If IntPtr were used as the hash return value, then code would have to have conditional branches (is it 32-bit? is it 64-bit? etc), which would slow down the hash functions, defeating the whole point.

I would say that if you have a hashtable which actually has 2 billion buckets, you're probably at the stage of writing an entire custom system anyway. (Possibly a database would be a better choice?) At that size, making sure the buckets were filled evenly would be a more pressing concern. (In other words, a better hash function would probably pay more dividends than a larger number of buckets).

There would be nothing to stop you implementing a base class which did have an equivalent 64-bit hash function, if you did want a multi-gigabyte map in memory. You'd have to write your own Dictionary equivalent however.

stusmith
+1 for pragmatism
kdgregory
yes I understand that ^ing them together makes sure all the bits get considered - makes a lot of sense. Interestingly, if you look at IntPtr - used for things like method handles - it simply truncates to an int. That's great if you've got handles to data in the upper 32 bits of memory and you're using them for keys!I take your point about conditional branching - you couldn't make the 32-bit/64-bit hash transparent to the code that generates it.
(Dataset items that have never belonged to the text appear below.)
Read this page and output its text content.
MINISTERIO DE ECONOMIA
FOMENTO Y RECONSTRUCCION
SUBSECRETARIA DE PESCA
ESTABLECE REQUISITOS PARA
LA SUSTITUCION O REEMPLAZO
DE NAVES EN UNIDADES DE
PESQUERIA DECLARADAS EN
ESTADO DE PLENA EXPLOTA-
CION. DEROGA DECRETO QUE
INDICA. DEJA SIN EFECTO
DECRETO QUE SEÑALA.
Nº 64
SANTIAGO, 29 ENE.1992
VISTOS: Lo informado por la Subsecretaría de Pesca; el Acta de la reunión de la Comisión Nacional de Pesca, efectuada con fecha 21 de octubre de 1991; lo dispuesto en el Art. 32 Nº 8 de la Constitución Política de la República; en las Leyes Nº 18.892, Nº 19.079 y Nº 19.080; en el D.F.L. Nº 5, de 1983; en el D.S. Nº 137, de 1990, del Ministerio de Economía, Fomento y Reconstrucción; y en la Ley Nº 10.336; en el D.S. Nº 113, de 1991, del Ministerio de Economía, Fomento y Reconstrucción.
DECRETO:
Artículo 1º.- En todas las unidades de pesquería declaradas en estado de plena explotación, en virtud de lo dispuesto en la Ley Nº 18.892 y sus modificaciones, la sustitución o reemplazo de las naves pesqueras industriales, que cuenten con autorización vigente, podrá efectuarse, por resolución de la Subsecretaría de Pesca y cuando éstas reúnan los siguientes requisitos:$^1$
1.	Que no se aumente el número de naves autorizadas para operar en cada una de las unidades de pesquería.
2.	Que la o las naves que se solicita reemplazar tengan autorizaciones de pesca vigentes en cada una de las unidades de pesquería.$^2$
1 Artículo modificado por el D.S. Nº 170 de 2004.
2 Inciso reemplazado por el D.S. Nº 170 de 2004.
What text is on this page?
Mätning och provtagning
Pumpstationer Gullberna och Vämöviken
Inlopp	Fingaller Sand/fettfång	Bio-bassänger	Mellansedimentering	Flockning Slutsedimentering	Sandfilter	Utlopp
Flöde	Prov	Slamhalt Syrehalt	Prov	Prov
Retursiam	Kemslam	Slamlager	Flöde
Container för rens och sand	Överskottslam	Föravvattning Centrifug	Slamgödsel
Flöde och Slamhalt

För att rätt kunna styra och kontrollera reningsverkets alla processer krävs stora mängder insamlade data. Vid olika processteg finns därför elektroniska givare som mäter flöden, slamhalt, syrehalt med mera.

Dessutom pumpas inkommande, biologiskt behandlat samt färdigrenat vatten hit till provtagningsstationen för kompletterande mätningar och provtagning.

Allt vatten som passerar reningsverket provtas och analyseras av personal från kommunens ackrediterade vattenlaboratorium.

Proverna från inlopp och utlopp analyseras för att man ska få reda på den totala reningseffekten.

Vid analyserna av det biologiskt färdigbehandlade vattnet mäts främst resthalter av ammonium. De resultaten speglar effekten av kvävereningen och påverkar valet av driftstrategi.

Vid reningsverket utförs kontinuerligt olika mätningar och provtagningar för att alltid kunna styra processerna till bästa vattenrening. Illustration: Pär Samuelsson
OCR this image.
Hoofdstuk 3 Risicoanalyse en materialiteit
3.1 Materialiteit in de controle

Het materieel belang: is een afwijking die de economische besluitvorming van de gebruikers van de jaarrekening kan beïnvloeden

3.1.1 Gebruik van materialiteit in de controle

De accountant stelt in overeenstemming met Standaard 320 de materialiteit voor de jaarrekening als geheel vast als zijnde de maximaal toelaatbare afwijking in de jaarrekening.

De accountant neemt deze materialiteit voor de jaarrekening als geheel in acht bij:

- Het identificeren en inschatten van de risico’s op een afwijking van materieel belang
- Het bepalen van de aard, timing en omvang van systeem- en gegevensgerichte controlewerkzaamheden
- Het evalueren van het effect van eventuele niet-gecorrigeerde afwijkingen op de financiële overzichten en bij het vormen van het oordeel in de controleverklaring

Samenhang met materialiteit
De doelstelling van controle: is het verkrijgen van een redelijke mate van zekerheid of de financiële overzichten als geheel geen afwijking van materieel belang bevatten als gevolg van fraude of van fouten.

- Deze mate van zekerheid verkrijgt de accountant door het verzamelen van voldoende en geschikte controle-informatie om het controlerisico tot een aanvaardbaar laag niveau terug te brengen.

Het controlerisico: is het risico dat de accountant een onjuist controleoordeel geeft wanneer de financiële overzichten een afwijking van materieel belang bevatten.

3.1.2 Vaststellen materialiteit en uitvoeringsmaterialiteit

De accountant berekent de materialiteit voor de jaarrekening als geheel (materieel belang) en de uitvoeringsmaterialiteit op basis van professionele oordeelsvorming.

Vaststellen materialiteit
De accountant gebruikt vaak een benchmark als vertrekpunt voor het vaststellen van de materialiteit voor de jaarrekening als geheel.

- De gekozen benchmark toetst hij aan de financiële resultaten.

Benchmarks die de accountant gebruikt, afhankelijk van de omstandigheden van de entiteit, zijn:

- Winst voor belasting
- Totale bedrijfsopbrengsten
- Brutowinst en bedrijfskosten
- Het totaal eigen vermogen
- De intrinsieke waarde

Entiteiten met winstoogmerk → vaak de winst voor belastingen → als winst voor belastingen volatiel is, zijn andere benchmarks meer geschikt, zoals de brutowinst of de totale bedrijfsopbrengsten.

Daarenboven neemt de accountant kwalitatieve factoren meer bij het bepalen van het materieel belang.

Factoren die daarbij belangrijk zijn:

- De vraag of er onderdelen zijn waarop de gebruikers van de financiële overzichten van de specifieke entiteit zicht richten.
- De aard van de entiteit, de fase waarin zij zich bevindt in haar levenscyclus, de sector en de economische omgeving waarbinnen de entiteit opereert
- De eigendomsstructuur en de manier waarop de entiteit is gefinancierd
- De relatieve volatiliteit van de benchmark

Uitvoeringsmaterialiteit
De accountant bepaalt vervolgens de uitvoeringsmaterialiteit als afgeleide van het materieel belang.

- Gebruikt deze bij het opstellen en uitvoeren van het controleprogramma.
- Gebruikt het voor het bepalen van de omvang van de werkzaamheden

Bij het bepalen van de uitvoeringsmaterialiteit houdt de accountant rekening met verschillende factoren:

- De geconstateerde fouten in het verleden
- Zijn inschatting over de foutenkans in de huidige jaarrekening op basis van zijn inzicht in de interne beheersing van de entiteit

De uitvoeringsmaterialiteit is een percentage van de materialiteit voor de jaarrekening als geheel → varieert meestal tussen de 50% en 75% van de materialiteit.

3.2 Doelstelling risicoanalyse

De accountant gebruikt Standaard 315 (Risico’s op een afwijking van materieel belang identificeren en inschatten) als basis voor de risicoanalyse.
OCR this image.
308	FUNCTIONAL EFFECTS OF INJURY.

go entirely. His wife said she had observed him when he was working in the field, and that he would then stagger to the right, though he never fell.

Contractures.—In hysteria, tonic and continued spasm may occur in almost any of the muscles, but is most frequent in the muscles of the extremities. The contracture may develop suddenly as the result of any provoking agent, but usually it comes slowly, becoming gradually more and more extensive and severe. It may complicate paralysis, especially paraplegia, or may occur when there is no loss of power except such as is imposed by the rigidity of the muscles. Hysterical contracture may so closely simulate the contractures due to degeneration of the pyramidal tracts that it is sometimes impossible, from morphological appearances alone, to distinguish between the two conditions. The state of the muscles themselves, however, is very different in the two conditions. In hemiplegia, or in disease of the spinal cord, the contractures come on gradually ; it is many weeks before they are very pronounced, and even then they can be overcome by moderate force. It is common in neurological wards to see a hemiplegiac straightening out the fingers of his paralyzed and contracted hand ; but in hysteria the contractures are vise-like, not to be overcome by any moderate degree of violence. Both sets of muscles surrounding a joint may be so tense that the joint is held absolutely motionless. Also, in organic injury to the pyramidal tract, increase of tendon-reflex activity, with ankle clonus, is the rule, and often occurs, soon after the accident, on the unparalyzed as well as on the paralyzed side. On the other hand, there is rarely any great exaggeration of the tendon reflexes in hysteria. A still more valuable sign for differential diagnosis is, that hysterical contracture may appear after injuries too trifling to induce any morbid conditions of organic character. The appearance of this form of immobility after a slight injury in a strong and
I also take your point about writing a new data structure to store more data - which I guess is where you would ultimately have to take it.
Andras Zoltan
+3  A: 

You do realize that the hash code returned by GetHashCode is used for addressing in a hash table? Using a bigger data type would be a futile exercise since all hash tables are smaller anyway. Additional information would simply be wasted because it cannot be used adequately.

Common hash tables have in the order of a few thousand to a few million entries. A 32 bit integer is more than sufficient to cover this range of indices.

Konrad Rudolph
Well - that's not quite true - a hashcode of 2,034,242,111 doesn't get used as an index . Unlike an array, there is nothing other memory restricts a hashtable in size - theoretically there's no reason it couldn't have 10 billion elements, even with a 32 bit hash. It's just memory restrictions. Bring on a machine with couple of hundred gigs of ram (okay, let's say a terabyte) and we could fill it with such a huge hashtable. Wheher you would - or create some other structure, however - is another story!
Andras Zoltan
@Andras: how is that any different from a normal array (hint: it isn’t). And yes, you *could* have 10 billion elements – just as with a normal array but that just doesn’t scale on *any* current architecture. Convolving the whole .NET architecture for the *one* machine worldwide that can handle 1 TeB of main memory doesn’t sound like a good trade-off to me. The point is: architectures necessarily involve trade-offs and doubling the size of an address may be a big deal.